The following are evangelism electives currently being offered at Union Presbyterian Seminary.
Introduction to Evangelism (Fall 2015)
This course will engage students in a sustained reflection on the first of the great ends of the church, “The proclamation of the gospel for the salvation of humankind.” What does evangelism look like in contemporary postmodern and post-Christendom contexts? What do we mean by salvation and what is at stake in Jesus’ vision of God’s kingdom? Students will be challenged to articulate their own understanding of the gospel and explore innovative ways of being church in our rapidly changing world.
Travel Seminar to Ghana (April 2016)
Post-Congregational Evangelism (May 2016)
Are congregations based on anachronistic social capital models? Lee Rainie and Barry Wellman suggest that “networked individualism” is the “new social operating system” of the 21st century. Instead of focusing exclusively on attractional or program-based approaches to ministry that will have limited results in a post-Christendom cultural matrix that we cannot realistically hope to change, the church must also invest in the religious and spiritual lives that people are actively cultivating beyond congregations. This course will explore this new cultural reality and the practical implications of thinking about church as a social network. If people are no longer interested in going to church, the church must find ways of going to the people.
Evangelism in a Multi-Religious World (Fall 2016)

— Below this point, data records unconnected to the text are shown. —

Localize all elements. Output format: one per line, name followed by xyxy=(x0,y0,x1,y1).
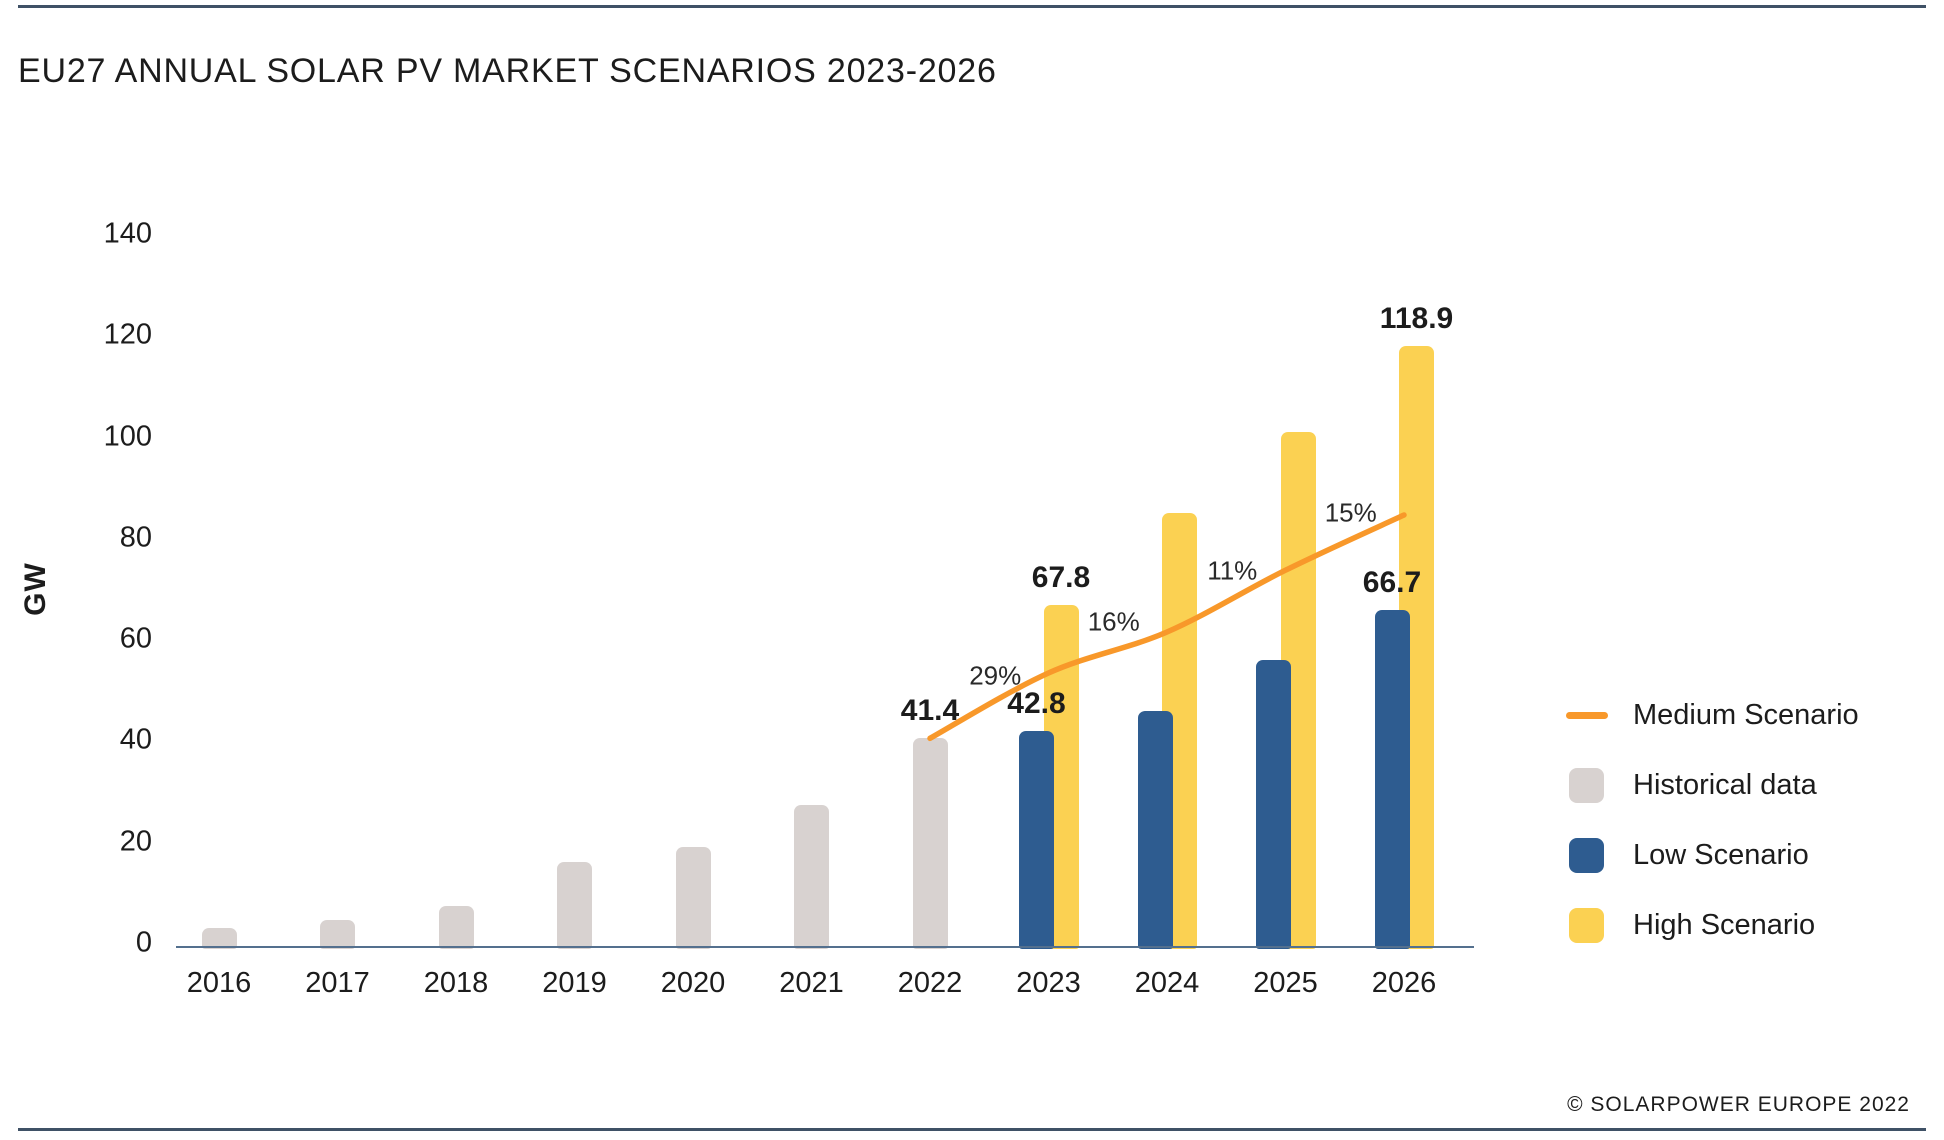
growth-label-2023-2024: 16% xyxy=(1087,606,1140,637)
legend-item-high-scenario: High Scenario xyxy=(1566,890,1926,960)
medium-scenario-swatch xyxy=(1566,711,1608,719)
historical-data-bar-2022 xyxy=(912,738,948,949)
x-label-2017: 2017 xyxy=(305,967,370,999)
legend-item-low-scenario: Low Scenario xyxy=(1566,820,1926,890)
value-label-historical-data-2022: 41.4 xyxy=(900,694,960,728)
value-label-low-scenario-2026: 66.7 xyxy=(1362,566,1422,600)
x-axis-line xyxy=(176,946,1474,948)
historical-data-bar-2018 xyxy=(438,906,474,949)
legend-item-medium-scenario: Medium Scenario xyxy=(1566,680,1926,750)
x-label-2023: 2023 xyxy=(1016,967,1081,999)
low-scenario-swatch-cell xyxy=(1566,837,1633,873)
x-label-2020: 2020 xyxy=(660,967,726,999)
legend: Medium Scenario Historical data Low Scenar… xyxy=(1566,680,1926,960)
low-scenario-bar-2023 xyxy=(1019,731,1054,949)
growth-label-2024-2025: 11% xyxy=(1207,555,1258,586)
copyright-note: © SOLARPOWER EUROPE 2022 xyxy=(1567,1093,1910,1116)
x-label-2025: 2025 xyxy=(1253,967,1318,999)
historical-data-bar-2019 xyxy=(557,861,592,949)
y-tick-60: 60 xyxy=(119,622,152,655)
high-scenario-swatch xyxy=(1569,907,1604,943)
bottom-rule xyxy=(18,1128,1926,1131)
x-label-2018: 2018 xyxy=(423,967,489,999)
x-label-2021: 2021 xyxy=(779,967,844,999)
low-scenario-bar-2025 xyxy=(1256,659,1291,949)
value-label-high-scenario-2026: 118.9 xyxy=(1379,301,1454,335)
low-scenario-bar-2024 xyxy=(1137,710,1173,949)
x-label-2019: 2019 xyxy=(542,967,607,999)
medium-scenario-swatch-cell xyxy=(1566,711,1633,719)
legend-label-medium-scenario: Medium Scenario xyxy=(1633,698,1859,731)
historical-data-bar-2017 xyxy=(320,920,355,949)
x-label-2026: 2026 xyxy=(1371,967,1437,999)
legend-label-historical-data: Historical data xyxy=(1633,768,1817,801)
legend-label-low-scenario: Low Scenario xyxy=(1633,838,1809,871)
legend-label-high-scenario: High Scenario xyxy=(1633,908,1816,941)
y-tick-120: 120 xyxy=(103,318,152,351)
growth-label-2025-2026: 15% xyxy=(1324,497,1377,528)
y-tick-20: 20 xyxy=(119,825,152,858)
top-rule xyxy=(18,5,1926,8)
x-label-2022: 2022 xyxy=(897,967,963,999)
historical-data-bar-2016 xyxy=(201,928,237,949)
y-tick-0: 0 xyxy=(135,926,152,959)
x-label-2024: 2024 xyxy=(1134,967,1200,999)
historical-data-swatch xyxy=(1569,767,1604,803)
high-scenario-swatch-cell xyxy=(1566,907,1633,943)
low-scenario-swatch xyxy=(1569,837,1604,873)
growth-label-2022-2023: 29% xyxy=(969,660,1022,691)
low-scenario-bar-2026 xyxy=(1374,610,1410,949)
value-label-low-scenario-2023: 42.8 xyxy=(1007,687,1066,721)
legend-item-historical-data: Historical data xyxy=(1566,750,1926,820)
y-tick-100: 100 xyxy=(103,420,152,453)
historical-data-bar-2021 xyxy=(794,805,829,949)
historical-data-swatch-cell xyxy=(1566,767,1633,803)
x-label-2016: 2016 xyxy=(186,967,252,999)
value-label-high-scenario-2023: 67.8 xyxy=(1031,560,1091,594)
y-tick-40: 40 xyxy=(119,723,152,756)
historical-data-bar-2020 xyxy=(675,847,711,949)
chart-title: EU27 ANNUAL SOLAR PV MARKET SCENARIOS 20… xyxy=(18,52,997,90)
y-tick-140: 140 xyxy=(103,217,152,250)
y-tick-80: 80 xyxy=(119,521,152,554)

What does it mean to bear witness to the gospel in a pluralistic and multi-religious society? Does evangelism require Christians to insist that all other religions are false? Does God expect us to convert non-Christians? What does interreligious dialogue and partnership look like in today’s world? What are the ethical and political implications of public discourse about religion? To address these questions, our study of classic and contemporary theological texts will be supplemented by interactions with people from a variety of religious and nonreligious traditions.